Our (We) Media Dissonance

The sky is falling! Newspapers aren’t going to survive. They’re declaring bankruptcy en masse. The Seattle Post Intelligencer is the latest considering going digital-only, I was told last night at We Media, along with the San Francisco Chronicle. Others already have given up some or all of their print editions. TV networks are bleeding, book publishers are laying off hundreds, magazines are shuttering. Even Web advertising is down for the big guys.

And, yet, it’s a time of incredible creative foment, when tools of creation, distribution and connection — and the ability to make money from it all — have been given to more of us than ever. When multi-billion-dollar companies can be created in a few years on the back of a search algorithm or by using the Web’s distributive power to sell books and the Kindle electronic book reader. When solo bloggers can make fine livings with nothing more than a laptop, energy and a few writing and coding skills. And connections  the technology gives us all the ability to make. (Witness Ushahidi’s ability to save lives using open-source tools avaialble to all)

Last night at the We Media conference opening reception, I asked keynoter John Zogby, the noted pollster (who was flogging his new book , “The Way We’ll Be”), about this dissonance, about what he finds in his survey of America, this odd mix of hype and near-hysteria about the economic downturn against the more than half-full part of the glass I also see.

He, like many , cited Schumpeter’s creative destruction.
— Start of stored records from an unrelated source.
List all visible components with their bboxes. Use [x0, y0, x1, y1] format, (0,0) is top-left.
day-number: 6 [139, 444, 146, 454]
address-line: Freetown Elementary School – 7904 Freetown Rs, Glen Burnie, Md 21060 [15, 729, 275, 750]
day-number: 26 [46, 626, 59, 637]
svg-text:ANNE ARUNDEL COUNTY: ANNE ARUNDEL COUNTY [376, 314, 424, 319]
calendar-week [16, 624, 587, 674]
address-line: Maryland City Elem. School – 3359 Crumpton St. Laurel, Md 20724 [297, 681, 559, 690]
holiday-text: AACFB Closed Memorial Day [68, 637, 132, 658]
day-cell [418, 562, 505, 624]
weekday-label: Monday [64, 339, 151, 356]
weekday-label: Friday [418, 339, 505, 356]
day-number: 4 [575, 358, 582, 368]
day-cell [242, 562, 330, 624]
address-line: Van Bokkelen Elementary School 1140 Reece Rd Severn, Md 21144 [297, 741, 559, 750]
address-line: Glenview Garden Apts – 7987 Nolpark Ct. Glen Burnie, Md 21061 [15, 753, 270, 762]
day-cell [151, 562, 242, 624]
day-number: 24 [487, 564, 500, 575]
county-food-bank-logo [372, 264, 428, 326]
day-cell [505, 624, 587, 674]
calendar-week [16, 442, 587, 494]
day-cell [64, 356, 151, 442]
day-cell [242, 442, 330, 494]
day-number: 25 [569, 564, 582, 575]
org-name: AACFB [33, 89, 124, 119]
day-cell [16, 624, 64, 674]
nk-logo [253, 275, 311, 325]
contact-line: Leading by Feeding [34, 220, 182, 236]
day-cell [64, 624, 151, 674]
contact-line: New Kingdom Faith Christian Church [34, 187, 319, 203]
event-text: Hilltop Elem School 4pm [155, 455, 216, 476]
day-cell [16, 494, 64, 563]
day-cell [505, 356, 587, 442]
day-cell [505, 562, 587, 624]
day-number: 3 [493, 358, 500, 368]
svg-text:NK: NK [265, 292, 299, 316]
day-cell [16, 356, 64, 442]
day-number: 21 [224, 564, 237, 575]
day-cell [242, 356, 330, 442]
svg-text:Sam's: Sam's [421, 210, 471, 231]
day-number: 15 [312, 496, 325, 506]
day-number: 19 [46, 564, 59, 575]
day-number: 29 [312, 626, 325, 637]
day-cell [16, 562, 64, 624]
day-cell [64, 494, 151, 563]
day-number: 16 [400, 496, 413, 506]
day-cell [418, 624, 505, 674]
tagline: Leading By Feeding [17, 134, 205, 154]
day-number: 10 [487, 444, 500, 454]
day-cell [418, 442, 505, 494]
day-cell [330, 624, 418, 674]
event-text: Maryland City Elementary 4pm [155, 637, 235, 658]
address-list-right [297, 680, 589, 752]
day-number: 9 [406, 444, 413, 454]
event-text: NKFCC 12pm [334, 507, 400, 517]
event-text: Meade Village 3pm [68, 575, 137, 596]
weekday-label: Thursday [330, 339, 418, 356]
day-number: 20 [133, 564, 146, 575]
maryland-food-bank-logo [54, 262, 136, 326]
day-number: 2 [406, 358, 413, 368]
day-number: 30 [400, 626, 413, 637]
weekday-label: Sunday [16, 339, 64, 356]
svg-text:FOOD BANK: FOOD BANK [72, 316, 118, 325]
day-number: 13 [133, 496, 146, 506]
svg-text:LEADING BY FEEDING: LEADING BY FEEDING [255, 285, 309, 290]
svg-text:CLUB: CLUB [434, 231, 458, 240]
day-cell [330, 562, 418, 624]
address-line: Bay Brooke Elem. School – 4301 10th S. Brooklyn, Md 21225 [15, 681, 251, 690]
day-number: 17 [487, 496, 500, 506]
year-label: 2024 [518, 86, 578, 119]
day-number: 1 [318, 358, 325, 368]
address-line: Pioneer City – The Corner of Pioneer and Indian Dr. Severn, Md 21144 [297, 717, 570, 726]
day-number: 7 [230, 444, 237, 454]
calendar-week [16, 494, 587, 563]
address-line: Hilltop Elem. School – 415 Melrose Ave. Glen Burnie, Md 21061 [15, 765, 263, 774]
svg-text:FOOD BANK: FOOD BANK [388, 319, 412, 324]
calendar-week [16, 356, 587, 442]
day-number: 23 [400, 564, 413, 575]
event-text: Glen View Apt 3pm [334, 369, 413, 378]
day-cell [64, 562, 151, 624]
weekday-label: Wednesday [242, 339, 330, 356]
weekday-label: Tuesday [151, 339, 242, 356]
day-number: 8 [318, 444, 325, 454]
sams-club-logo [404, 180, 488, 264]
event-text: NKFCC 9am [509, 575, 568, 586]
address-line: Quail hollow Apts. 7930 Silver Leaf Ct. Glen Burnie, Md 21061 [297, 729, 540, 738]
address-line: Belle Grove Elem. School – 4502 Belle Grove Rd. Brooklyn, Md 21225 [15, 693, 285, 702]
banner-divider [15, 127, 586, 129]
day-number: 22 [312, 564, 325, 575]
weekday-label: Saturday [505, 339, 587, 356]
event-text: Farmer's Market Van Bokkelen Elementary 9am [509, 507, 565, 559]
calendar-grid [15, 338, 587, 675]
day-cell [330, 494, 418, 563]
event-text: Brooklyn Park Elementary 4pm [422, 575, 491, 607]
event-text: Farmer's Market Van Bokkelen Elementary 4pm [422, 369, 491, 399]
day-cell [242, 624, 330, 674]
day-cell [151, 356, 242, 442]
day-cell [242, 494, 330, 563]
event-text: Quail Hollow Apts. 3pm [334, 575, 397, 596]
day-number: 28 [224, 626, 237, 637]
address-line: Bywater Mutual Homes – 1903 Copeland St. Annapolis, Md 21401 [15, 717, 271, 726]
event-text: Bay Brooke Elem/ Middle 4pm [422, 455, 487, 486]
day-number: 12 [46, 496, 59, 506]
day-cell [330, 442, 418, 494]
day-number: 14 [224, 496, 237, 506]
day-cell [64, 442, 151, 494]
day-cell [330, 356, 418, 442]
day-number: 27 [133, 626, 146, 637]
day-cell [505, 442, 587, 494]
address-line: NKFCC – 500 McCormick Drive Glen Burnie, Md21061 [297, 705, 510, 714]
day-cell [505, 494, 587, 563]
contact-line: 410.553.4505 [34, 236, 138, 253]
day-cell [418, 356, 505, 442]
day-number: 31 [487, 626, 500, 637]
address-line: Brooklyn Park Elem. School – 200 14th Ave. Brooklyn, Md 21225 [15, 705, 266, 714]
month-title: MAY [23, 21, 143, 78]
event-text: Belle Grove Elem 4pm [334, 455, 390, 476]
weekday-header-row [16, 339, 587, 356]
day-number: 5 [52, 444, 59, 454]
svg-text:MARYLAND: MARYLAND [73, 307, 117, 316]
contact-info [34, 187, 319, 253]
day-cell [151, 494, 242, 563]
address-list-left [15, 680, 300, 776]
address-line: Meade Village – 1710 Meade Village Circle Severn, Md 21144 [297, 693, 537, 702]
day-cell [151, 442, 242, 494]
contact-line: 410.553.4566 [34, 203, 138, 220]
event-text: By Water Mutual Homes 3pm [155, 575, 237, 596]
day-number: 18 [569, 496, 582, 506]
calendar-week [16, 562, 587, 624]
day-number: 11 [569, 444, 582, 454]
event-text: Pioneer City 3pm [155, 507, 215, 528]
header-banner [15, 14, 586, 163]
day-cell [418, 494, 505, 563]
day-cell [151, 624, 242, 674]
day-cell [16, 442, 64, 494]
And he said that while the American people get it (they have adjusted to lower pay and expectations, and realize what’s happening, and have been realizing it lo these past 15 years), it seems our institutions haven’t, that they don’t realize what’s happening to them. (That in a way is a quick definition of Schumpeter’s thesis: that the big don’t get it and fall as the upstarts come in to disrupt them.) He also framed much of his remarks  in terms of his findings that apparently form the foundation of his book: 18-29 year-olds are part of a new, international world citizenry, more interested in making friends and connection via interest than geography, able to travel widely and easily, expecting to have 10 or more places of employment in their lives, expecting to feel personally empowerd.

It is odd, though, that the institutions are ultimately a combine of the people who presumably “get” what Zogby says they do. Zogby and We conducted a poll that supports the assertion of distrust in institutions: “Americans are deeply dissatisfied with the leadership currently provided by large companies, government and traditional media – and they are not confident the leadership from these groups will improve in the future.”  The poll found much more confidence in small business, entrepreneurship and science. In the words of We Media co-founder Andrew Nachison, it’s “a historic, global shift in human behavior and organization. A new era.”

(An aside: I remember the feeling of disorientation I felt in 1997 in Hong Kong, having gone there for Handover of the territory back to China from Britain. It was early days of the Web. I was the founding international producer of ABCNEWS.com, and was there on my first international assignment for the site. It was me, my camera, and a reporter’s notebook, shooting video of artists, dissidents, shoppers, businesspeople, politicians, and putting it up for all to see, combined with a bunch of writing and still photos. Total cost: airfare, hotel room, and some telecommunications and videotape. In the hotel, the news anchors like Peter Jennings and Ted Koppel had taken over a floor, running thick cable, established large editing suites and lit studios, spending, I would guess, hundreds of thousands of dollars to put together their broadcasts. Of course, the order of magnitude was incomparable, as was the quality. But I felt, then, the beginnings of a gulf between the solo and institutional practitioner — even though I was part of the institution — that is now coming home to roost more strongly.)